Jan Jankeje: Elsa Marie
From Sokol (Jazzpoint, 1974)

Preston Love: Kool Ade
From Omaha BBQ (Also on LP) (Kent, 1969)

Roger Saunders: Darkness
From The Roger Saunders Rush Album (Warner Bros, 1972)

I previously posted (anonymously) another song from Jan Jankeje’s funky fusion LP, Sokol back in the “Breaks and Basslines” post. I’m not remotely as big on fusion stuff as I was about 10 years back but I still have a soft spot for this album by the Slovakian Jankeje which is one solid footing in funk-influenced rhythms but also healthy touches of avant garde jazz as this composition, in particular, seems to capture. File under “I can’t believe I never posted this”: Preston Love’s Omaha BBQ was one of the earliest funky blues albums I ever became acquainted with and I still find it to be one of the most consistent efforts in the genre. “Kool Ade” especially is killer – as gritty a groove you can imagine. The drummer gets some special attention here on the two bridges where band members rap with each other over a chattering like series of breaks and fills.

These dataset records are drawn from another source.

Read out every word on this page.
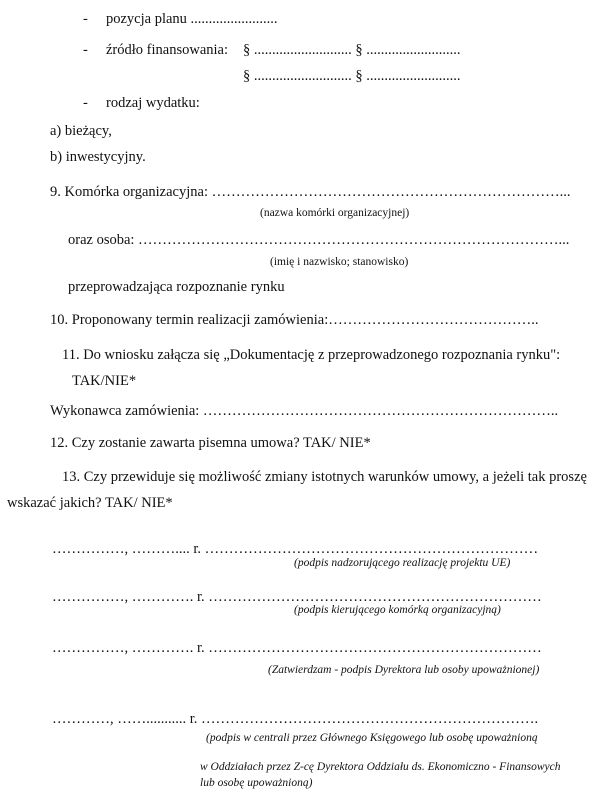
- pozycja planu ........................
- źródło finansowania: § ........................... § ..........................
§ ........................... § ..........................
- rodzaj wydatku:
a) bieżący,
b) inwestycyjny.
9. Komórka organizacyjna: ………………………………………………………………...
(nazwa komórki organizacyjnej)
oraz osoba: ……………………………………………………………………………...
(imię i nazwisko; stanowisko)
przeprowadzająca rozpoznanie rynku
10. Proponowany termin realizacji zamówienia:……………………………………..
11. Do wniosku załącza się „Dokumentację z przeprowadzonego rozpoznania rynku":
TAK/NIE*
Wykonawca zamówienia: ………………………………………………………………..
12. Czy zostanie zawarta pisemna umowa? TAK/ NIE*
13. Czy przewiduje się możliwość zmiany istotnych warunków umowy, a jeżeli tak proszę
wskazać jakich? TAK/ NIE*
……………, ……….... r. ……………………………………………………………
(podpis nadzorującego realizację projektu UE)
……………, …………. r. ……………………………………………………………
(podpis kierującego komórką organizacyjną)
……………, …………. r. ……………………………………………………………
(Zatwierdzam - podpis Dyrektora lub osoby upoważnionej)
…………, ……........... r. …………………………………………………………….
(podpis w centrali przez Głównego Księgowego lub osobę upoważnioną
w Oddziałach przez Z-cę Dyrektora Oddziału ds. Ekonomiczno - Finansowych
lub osobę upoważnioną)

Speaking of breaks, you’d be hard pressed to find too many songs with a better 8 bar opening break than this. The actual song itself is a decent, mid-tempo country-rock ballad which isn’t quite what you’d expect with an intro like that but it’s definitely a step up from “Put Your Hand in the Hand.”

Prisoners of Watts (POW): Language of Funk
From 12″ (No Busters Allowed, 1990)

Da Lench Mob: Ain’t Got No Class (T-Bone Remix)
Ain’t Got No Class (Beatnuts Remix)
From 12″ (Street Knowledge, 1992)

King Tee: The Great (Distorted Alcoholism Mix)
From 12″ (“Bust Dat Ass”) (Capitol, 1992)

I picked up this 12″ by L.A.’s P.O.W. (Prisoners of Watts) on a whim and while it’s not exactly the unsung NWA or anything, I do digthe early ’90s L.A. hip-hop production steez on here. Bonus points for having Battle Cat (back when he was mostly known as a DJ) on the cut.

Less obscure (but still staying in the Southland), we have two mixes from Da Lench Mob’s “Ain’t Got No Class” 12″. Again, I don’t really ride that hard for the song itself (there are better Lench Mob cuts out there) but I do like the contrast in production style you can here between the Beatnuts and T-Ray. Especially because T-Ray was doing stuff for Cypress Hill and his style and Muggs’ seemed so compatible, I always associate it with a Left Coast thing even though neither Muggs nor T-Ray were originally from California. T-Bone’s remix (which I, embarrassingly, confused for a T-Ray remix for, uh, years now) is some classic West Coast, post-Sir Jinx/Muggs ruggedness while
The Beatnuts mix is classically ‘Nuts with the filtered bassline and use of horns.

One more from the West (actually, now that I think about it, these three songs were probably from a long-forgotten “early 90s West Coast hip-hop post”) – a remix of King Tee’s “The Great” found on the “Bust Dat Ass” 12″. King Tee = unsung and then some. I always like going back and listening again to his catalog (especially anything connected to The Triflin’ Album – such a good voice and such a damn shame his Aftermath album never got official release.

Los Pakines: Hojas Verdes
Oh! Cherie
From S/T (Sono Radio, 197?)

I don’t know much about Peruvian chicha but this fusion of Colombian cumbia with American surf rock makes for style that’s hard to forget once you hear it. I got turned onto this Los Pakines album when I was looking for stuff by Los Diablos Rojo, another group in a similar vein. The Pakines, in particular, seemed to love that reverb and just drench every song on this album with it. “Hojas Verdes” is a slinky cumbia piece with some funk undertones while “Oh! Cherie” sounds like a cover of a ’60s tune I should recognize (but don’t).